In New Zealand for the launch of Inequality: A New Zealand Crisis, a book looking at the growing gap between the haves and have-nots, Professor Robert Wade of the London School of Economics says New Zealand has seen big increases in inequality in the last 20 years – more so than in many other Western nations.

"There is income inequality, wealth inequality in all capitalist countries, indeed in all countries, including for example in relatively equal ones such as in Scandinavia and northwest Europe. Inequality is inevitable, it is necessary – the question is only a question of degree," says Prof Wade.
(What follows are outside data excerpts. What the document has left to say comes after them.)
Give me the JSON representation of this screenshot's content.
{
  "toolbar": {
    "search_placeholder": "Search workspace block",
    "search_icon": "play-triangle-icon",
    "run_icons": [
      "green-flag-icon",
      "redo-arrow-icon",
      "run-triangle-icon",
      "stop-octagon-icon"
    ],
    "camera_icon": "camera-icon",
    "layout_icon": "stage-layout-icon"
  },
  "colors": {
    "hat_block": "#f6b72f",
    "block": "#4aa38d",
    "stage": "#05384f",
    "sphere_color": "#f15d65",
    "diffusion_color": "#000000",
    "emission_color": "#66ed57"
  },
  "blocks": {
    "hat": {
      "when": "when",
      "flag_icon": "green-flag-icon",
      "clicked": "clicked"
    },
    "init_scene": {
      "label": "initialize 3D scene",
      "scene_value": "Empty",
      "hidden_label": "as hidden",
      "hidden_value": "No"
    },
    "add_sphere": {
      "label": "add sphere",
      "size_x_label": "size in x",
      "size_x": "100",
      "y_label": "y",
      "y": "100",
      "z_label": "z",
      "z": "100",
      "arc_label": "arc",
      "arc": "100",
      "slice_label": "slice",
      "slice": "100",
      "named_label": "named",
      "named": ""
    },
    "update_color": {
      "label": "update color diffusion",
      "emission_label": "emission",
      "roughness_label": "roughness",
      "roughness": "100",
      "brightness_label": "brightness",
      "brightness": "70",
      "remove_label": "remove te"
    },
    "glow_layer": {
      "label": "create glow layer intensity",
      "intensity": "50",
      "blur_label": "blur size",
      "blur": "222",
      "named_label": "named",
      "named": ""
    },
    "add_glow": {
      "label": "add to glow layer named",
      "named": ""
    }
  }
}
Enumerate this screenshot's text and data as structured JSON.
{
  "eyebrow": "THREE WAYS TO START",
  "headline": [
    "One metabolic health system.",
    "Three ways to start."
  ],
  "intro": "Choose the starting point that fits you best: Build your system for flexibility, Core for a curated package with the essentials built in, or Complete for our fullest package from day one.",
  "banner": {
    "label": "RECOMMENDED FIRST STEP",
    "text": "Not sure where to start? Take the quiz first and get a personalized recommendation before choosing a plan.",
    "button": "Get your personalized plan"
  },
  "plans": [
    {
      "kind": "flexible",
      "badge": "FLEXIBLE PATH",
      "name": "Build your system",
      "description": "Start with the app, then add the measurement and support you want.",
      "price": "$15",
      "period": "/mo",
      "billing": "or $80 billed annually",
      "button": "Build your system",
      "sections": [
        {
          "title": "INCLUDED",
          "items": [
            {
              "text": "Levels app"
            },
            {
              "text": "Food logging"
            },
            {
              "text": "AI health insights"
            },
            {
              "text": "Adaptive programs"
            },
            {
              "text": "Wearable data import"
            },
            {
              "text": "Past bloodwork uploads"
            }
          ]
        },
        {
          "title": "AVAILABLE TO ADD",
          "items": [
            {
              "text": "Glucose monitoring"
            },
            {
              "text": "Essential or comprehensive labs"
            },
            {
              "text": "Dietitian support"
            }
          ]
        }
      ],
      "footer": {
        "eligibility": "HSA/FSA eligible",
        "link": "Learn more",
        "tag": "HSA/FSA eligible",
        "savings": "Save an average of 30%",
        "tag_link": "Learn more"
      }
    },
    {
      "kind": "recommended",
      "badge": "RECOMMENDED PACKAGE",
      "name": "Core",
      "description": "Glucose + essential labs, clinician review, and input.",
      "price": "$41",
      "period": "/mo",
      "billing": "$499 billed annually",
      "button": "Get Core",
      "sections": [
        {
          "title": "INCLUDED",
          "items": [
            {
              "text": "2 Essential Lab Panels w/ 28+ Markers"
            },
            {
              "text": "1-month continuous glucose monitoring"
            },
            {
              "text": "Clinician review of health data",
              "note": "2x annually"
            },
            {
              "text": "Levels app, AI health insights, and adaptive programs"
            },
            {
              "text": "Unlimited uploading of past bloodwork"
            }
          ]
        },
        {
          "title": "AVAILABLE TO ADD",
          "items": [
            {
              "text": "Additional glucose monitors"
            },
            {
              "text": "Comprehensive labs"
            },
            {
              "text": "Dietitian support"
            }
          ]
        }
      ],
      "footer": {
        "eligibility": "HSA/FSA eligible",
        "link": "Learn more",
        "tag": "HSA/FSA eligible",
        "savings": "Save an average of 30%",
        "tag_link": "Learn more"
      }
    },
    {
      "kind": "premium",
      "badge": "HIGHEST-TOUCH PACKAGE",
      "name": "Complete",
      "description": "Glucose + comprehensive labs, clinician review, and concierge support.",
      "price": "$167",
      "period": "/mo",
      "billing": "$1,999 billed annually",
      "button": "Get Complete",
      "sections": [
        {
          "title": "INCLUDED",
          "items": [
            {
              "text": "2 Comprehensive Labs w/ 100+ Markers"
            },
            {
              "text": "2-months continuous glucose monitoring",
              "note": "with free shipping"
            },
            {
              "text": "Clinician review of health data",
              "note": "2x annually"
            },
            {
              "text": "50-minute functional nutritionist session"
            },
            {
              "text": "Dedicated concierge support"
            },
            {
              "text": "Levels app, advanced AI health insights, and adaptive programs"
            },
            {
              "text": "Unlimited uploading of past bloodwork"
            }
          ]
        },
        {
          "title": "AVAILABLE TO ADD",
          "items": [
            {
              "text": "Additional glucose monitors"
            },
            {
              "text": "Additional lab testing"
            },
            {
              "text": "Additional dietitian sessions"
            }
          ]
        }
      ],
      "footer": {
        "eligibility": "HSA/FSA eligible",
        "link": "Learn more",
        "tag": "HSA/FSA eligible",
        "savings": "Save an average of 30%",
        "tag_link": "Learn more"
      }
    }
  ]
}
"Anglo countries – like the US, the UK, Canada and… Australia and New Zealand, have had big increases in inequality by most measures over the past 20 years or so, so that they're much more unequal than the northwest European countries and Japan."

The three-decade experiment in neoliberal economics – both here in New Zealand and around the world – has seen huge increases in wealth, but over the last 15 years or so, much of that prosperity has been increasingly concentrated in fewer and fewer hands.

Between 2000 and 2007, the top 1 percent of Americans banked 93 percent of the increase in national income, and in the UK, CEOs of the top 100 companies are now paid about 145 times the median wage.

While incomes of those at the bottom have also risen they haven't kept pace, and Prof Wade says inequality's negative effects are felt regardless of how many are living in genuine poverty.

"Economic inequality refers to the distribution of income in a society from top to bottom, over the whole distribution," he says. "That is, it's different from poverty, which refers to say, the share of the population living below a particular poverty line. Economic inequality refers to the whole distribution of income in society.

"It's pretty clear from a lot of evidence that inequality, at the level reached in these Anglo countries, carries quite large social and health costs for the whole society."

As more and more wealth is concentrated at the top there is less available for those in the middle and bottom, says Prof Wade, who then struggle to keep up with the Joneses.

"What they do is then try to borrow in order to increase their consumption, so they run up increasing amounts of debt relative to their income, hoping that increases in house prices, for example, to sustain that debt," says Prof Wade.

"The problem then is that when the increase in house prices stops, then they are over their heads in debt relative to their ability to repay it, and that's the kind of crisis that engulfed the Western world in 2008, and we're still living through the repercussions of that."

The influential 2009 book The Spirit Level: Why More Equal Societies Almost Always Do Better argued that societies with greater inequality generally perform worse than more equal societies in a range of areas – including health, crime and happiness – almost regardless of the country's overall wealth. Prof Wade says this even extends to the economy, saying there's no evidence greater pay packets for the elite manifests in better economic performance.

"You cannot say that the economic performance of the more unequal [countries] is better than that of the northwest European countries and Japan.

"The more equal countries are every bit as prosperous as the more unequal ones, and the more unequal ones have greater social and health problems, also political problems – their democracies work less well when there's this big gap between people at the top and everybody else."

Prof Wade will be speaking on these, and other issues raised in Inequality, at Te Papa in Wellington tonight.